19 Dec 2008

Mcconnachie in new far right meeting

Lancaster Unity note another Mcconnachie appearance....I am pleased to say I alerted quite a few people to him last week but had a number of comments from people who denied that he was on the right.

Apparently he will be talking to the fractious far right Swinton Circle in February.

It reminds me of the situation in the last 1930s when pacifists got together with social creditors and national socialists in groups like the British Peoples Party, famous for including Kim Philby's dad as a by-election candidate.




The wiki oracle notes:



The British Peoples Party was a far right political party founded in 1939 and led by ex-British Union of Fascists (BUF) member and Labour Party Member of Parliament John Beckett.

The party was under the patronage of Lord Tavistock, the heir to the Duke of Bedford. Made up of mostly former members of the BUF, its membership also briefly included Colin Jordan and St. John Philby, a former Labour Party member. The party supported an immediate end to the Second World War, and was vehemently opposed to usury, calling to mind some of the economic policies of Hilaire Belloc. The group also brought in elements of Social Credit, as Lord Tavistock had been a sometime activist in the Social Credit Party of Great Britain and Northern Ireland.

The party's activities were generally limited to meetings, the publication of a journal, The People's Post and the contesting of a single by-election in Hythe, Kent in 1939, where St. John Philby lost his deposit. The party was controlled by an executive committee consisting of Tavistock as Chairman, Beckett as secretary, Ex-Labour Party candidate Ben Greene (a noted pacifist, anti-semite and member of the Peace Pledge Union) as treasurer, and Viscount Lymington and former left-wing journalist John Scanlon also added. Sir Barry Domvile, leader of The Link, had also been amongst those to offer support to the party.

Activity further fell away during the war, as the BPP's pacifist line became increasingly unpopular.

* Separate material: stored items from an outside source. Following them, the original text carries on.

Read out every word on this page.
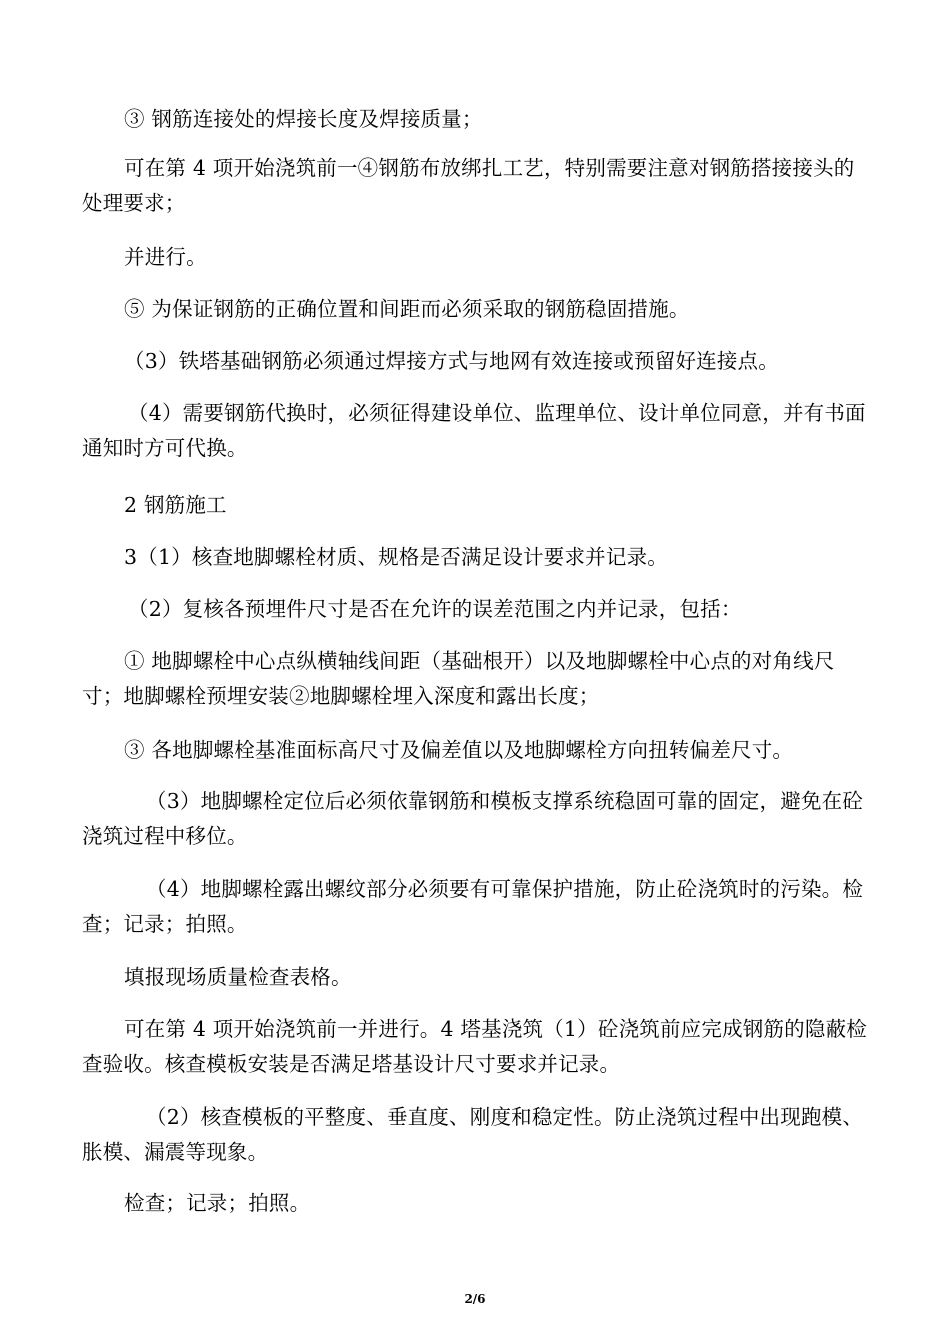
③ 钢筋连接处的焊接长度及焊接质量；

可在第 4 项开始浇筑前一④钢筋布放绑扎工艺，特别需要注意对钢筋搭接接头的处理要求；

并进行。

⑤ 为保证钢筋的正确位置和间距而必须采取的钢筋稳固措施。

（3）铁塔基础钢筋必须通过焊接方式与地网有效连接或预留好连接点。

（4）需要钢筋代换时，必须征得建设单位、监理单位、设计单位同意，并有书面通知时方可代换。

2 钢筋施工

3（1）核查地脚螺栓材质、规格是否满足设计要求并记录。

（2）复核各预埋件尺寸是否在允许的误差范围之内并记录，包括：

① 地脚螺栓中心点纵横轴线间距（基础根开）以及地脚螺栓中心点的对角线尺寸；地脚螺栓预埋安装②地脚螺栓埋入深度和露出长度；

③ 各地脚螺栓基准面标高尺寸及偏差值以及地脚螺栓方向扭转偏差尺寸。

（3）地脚螺栓定位后必须依靠钢筋和模板支撑系统稳固可靠的固定，避免在砼浇筑过程中移位。

（4）地脚螺栓露出螺纹部分必须要有可靠保护措施，防止砼浇筑时的污染。检查；记录；拍照。

填报现场质量检查表格。

可在第 4 项开始浇筑前一并进行。4 塔基浇筑（1）砼浇筑前应完成钢筋的隐蔽检查验收。核查模板安装是否满足塔基设计尺寸要求并记录。

（2）核查模板的平整度、垂直度、刚度和稳定性。防止浇筑过程中出现跑模、胀模、漏震等现象。

检查；记录；拍照。

2/6
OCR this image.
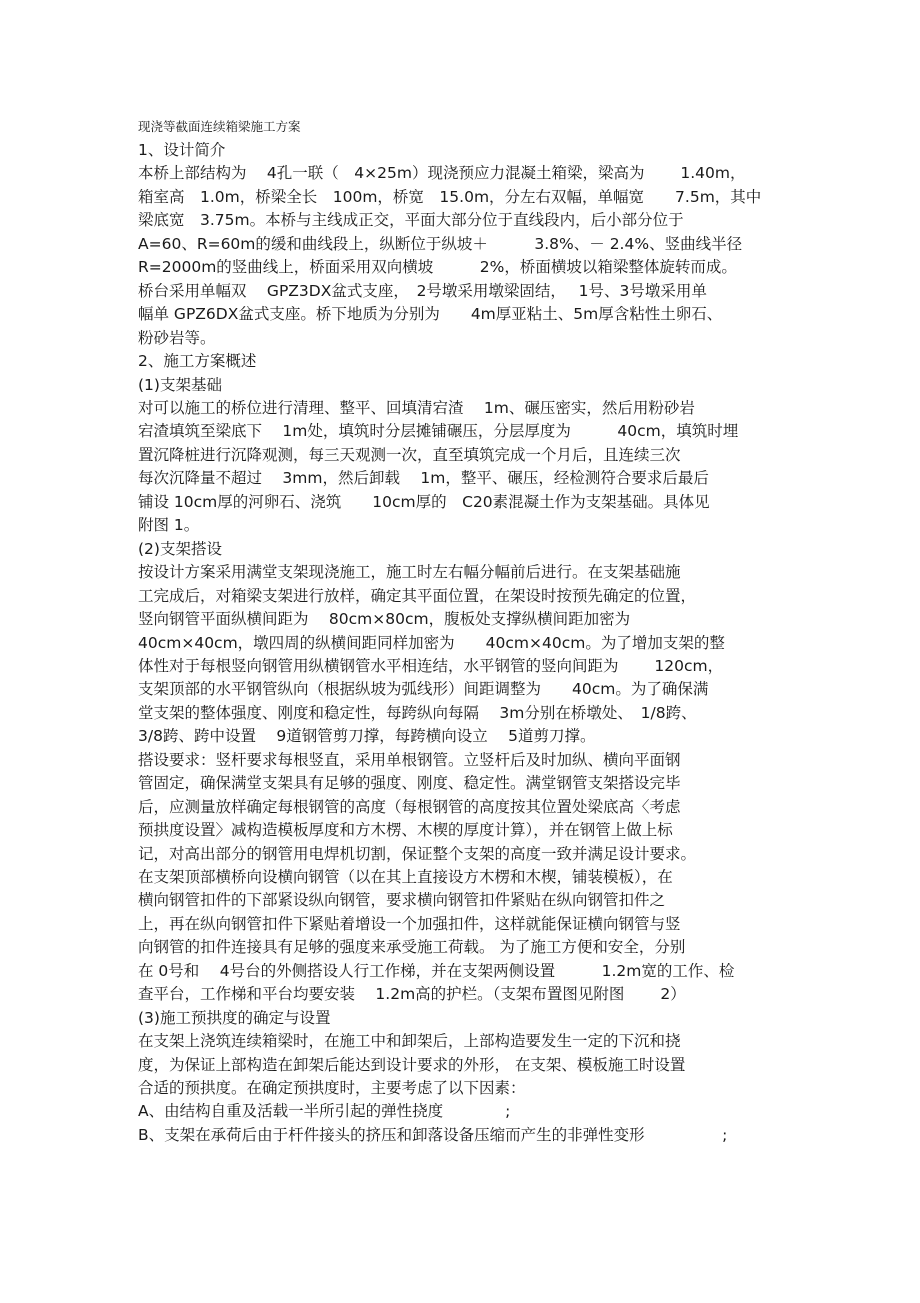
现浇等截面连续箱梁施工方案
1、设计简介
本桥上部结构为　 4孔一联（　4×25m）现浇预应力混凝土箱梁，梁高为　　 1.40m，
箱室高　1.0m，桥梁全长　100m，桥宽　15.0m，分左右双幅，单幅宽　　7.5m，其中
梁底宽　3.75m。本桥与主线成正交，平面大部分位于直线段内，后小部分位于
A=60、R=60m的缓和曲线段上，纵断位于纵坡＋　　　3.8%、－ 2.4%、竖曲线半径
R=2000m的竖曲线上，桥面采用双向横坡　　　2%，桥面横坡以箱梁整体旋转而成。
桥台采用单幅双　 GPZ3DX盆式支座，　2号墩采用墩梁固结，　 1号、3号墩采用单
幅单 GPZ6DX盆式支座。桥下地质为分别为　　4m厚亚粘土、5m厚含粘性土卵石、
粉砂岩等。
2、施工方案概述
(1)支架基础
对可以施工的桥位进行清理、整平、回填清宕渣　 1m、碾压密实，然后用粉砂岩
宕渣填筑至梁底下　 1m处，填筑时分层摊铺碾压，分层厚度为　　　40cm，填筑时埋
置沉降桩进行沉降观测，每三天观测一次，直至填筑完成一个月后，且连续三次
每次沉降量不超过　 3mm，然后卸载　 1m，整平、碾压，经检测符合要求后最后
铺设 10cm厚的河卵石、浇筑　　10cm厚的　C20素混凝土作为支架基础。具体见
附图 1。
(2)支架搭设
按设计方案采用满堂支架现浇施工，施工时左右幅分幅前后进行。在支架基础施
工完成后，对箱梁支架进行放样，确定其平面位置，在架设时按预先确定的位置，
竖向钢管平面纵横间距为　 80cm×80cm，腹板处支撑纵横间距加密为
40cm×40cm，墩四周的纵横间距同样加密为　　40cm×40cm。为了增加支架的整
体性对于每根竖向钢管用纵横钢管水平相连结，水平钢管的竖向间距为　　 120cm，
支架顶部的水平钢管纵向（根据纵坡为弧线形）间距调整为　　40cm。为了确保满
堂支架的整体强度、刚度和稳定性，每跨纵向每隔　 3m分别在桥墩处、　1/8跨、
3/8跨、跨中设置　 9道钢管剪刀撑，每跨横向设立　 5道剪刀撑。
搭设要求：竖杆要求每根竖直，采用单根钢管。立竖杆后及时加纵、横向平面钢
管固定，确保满堂支架具有足够的强度、刚度、稳定性。满堂钢管支架搭设完毕
后，应测量放样确定每根钢管的高度（每根钢管的高度按其位置处梁底高〈考虑
预拱度设置〉减构造模板厚度和方木楞、木楔的厚度计算），并在钢管上做上标
记，对高出部分的钢管用电焊机切割，保证整个支架的高度一致并满足设计要求。
在支架顶部横桥向设横向钢管（以在其上直接设方木楞和木楔，铺装模板），在
横向钢管扣件的下部紧设纵向钢管，要求横向钢管扣件紧贴在纵向钢管扣件之
上，再在纵向钢管扣件下紧贴着增设一个加强扣件，这样就能保证横向钢管与竖
向钢管的扣件连接具有足够的强度来承受施工荷载。 为了施工方便和安全，分别
在 0号和　 4号台的外侧搭设人行工作梯，并在支架两侧设置　　　1.2m宽的工作、检
查平台，工作梯和平台均要安装　 1.2m高的护栏。（支架布置图见附图　　 2）
(3)施工预拱度的确定与设置
在支架上浇筑连续箱梁时，在施工中和卸架后，上部构造要发生一定的下沉和挠
度，为保证上部构造在卸架后能达到设计要求的外形， 在支架、模板施工时设置
合适的预拱度。在确定预拱度时，主要考虑了以下因素：
A、由结构自重及活载一半所引起的弹性挠度　　　　;
B、支架在承荷后由于杆件接头的挤压和卸落设备压缩而产生的非弹性变形　　　　　;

Any way enough about the 1930s and Colin Jordan's political origins, lets fast forward to this kind of stuff in 2009.

Swinton apparently link in with a number of pro-aparthied and National Front fellow travellers, McConnachie has worked closely for a long time with pro-apartheid conspiracy theorist and monetary reformer James Gibb Stuart, whose mad books I had to read to research these people a couple of years back.

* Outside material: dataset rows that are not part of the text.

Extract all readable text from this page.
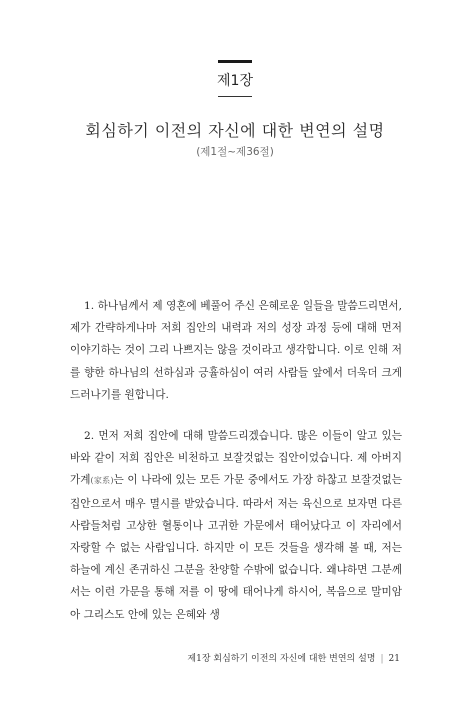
제1장
회심하기 이전의 자신에 대한 변연의 설명
(제1절~제36절)

1. 하나님께서 제 영혼에 베풀어 주신 은혜로운 일들을 말씀드리면서, 제가 간략하게나마 저희 집안의 내력과 저의 성장 과정 등에 대해 먼저 이야기하는 것이 그리 나쁘지는 않을 것이라고 생각합니다. 이로 인해 저를 향한 하나님의 선하심과 긍휼하심이 여러 사람들 앞에서 더욱더 크게 드러나기를 원합니다.

2. 먼저 저희 집안에 대해 말씀드리겠습니다. 많은 이들이 알고 있는 바와 같이 저희 집안은 비천하고 보잘것없는 집안이었습니다. 제 아버지 가계(家系)는 이 나라에 있는 모든 가문 중에서도 가장 하찮고 보잘것없는 집안으로서 매우 멸시를 받았습니다. 따라서 저는 육신으로 보자면 다른 사람들처럼 고상한 혈통이나 고귀한 가문에서 태어났다고 이 자리에서 자랑할 수 없는 사람입니다. 하지만 이 모든 것들을 생각해 볼 때, 저는 하늘에 계신 존귀하신 그분을 찬양할 수밖에 없습니다. 왜냐하면 그분께서는 이런 가문을 통해 저를 이 땅에 태어나게 하시어, 복음으로 말미암아 그리스도 안에 있는 은혜와 생

제1장 회심하기 이전의 자신에 대한 변연의 설명 | 21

This is from today's Guardian diary:

Because it is always good to visit friends in the run-up to Christmas, time to drop in once more on the Swinton Circle, the strange bunch who straddle the hinterland between the far right and the Tory right. Always good to see them. They have been somewhat preoccupied of late trying to purge themselves of BNP types because they know that Cameroons have no truck with extremists, but the process has been difficult. Alan Harvey, the former chairman and one-time NF activist, has fallen out with almost everyone and now leads what he calls the "official" Swinton Circle. He and the other faction share a common loathing. That's about all. Still, life goes on and we see that in February, the Swintonites he left behind will have as their guest speaker Alistair McConnachie, who, in 2001, triggered resignations from Ukip by writing to the Scottish press saying the Pope had been duped over the Holocaust. Clarifying his position, he later wrote, "I don't accept that gas chambers were used to execute Jews for the simple fact there is no direct physical evidence to show that such gas chambers ever existed." No one can guarantee similar controversy when he speaks, but we guess he won't be dull.

3 comments:

Anonymous said...

these monetary reformists like hopping into bed with far-right loons, don't they?

Derek Wall said...

To be fair to them not all do but the fact that the Bromsgrove group the main monetary reform group in the UK is run by Mcconnachie is pretty shocking.

Red Green Nick said...

I've been hinting to pro monetary reform people in the Green Party that for their economic ideas to be taken seriously they need to make a clean break from the likes of McConnacie and the anti-semitic bagage that makes the whole monetary reform movement suspect.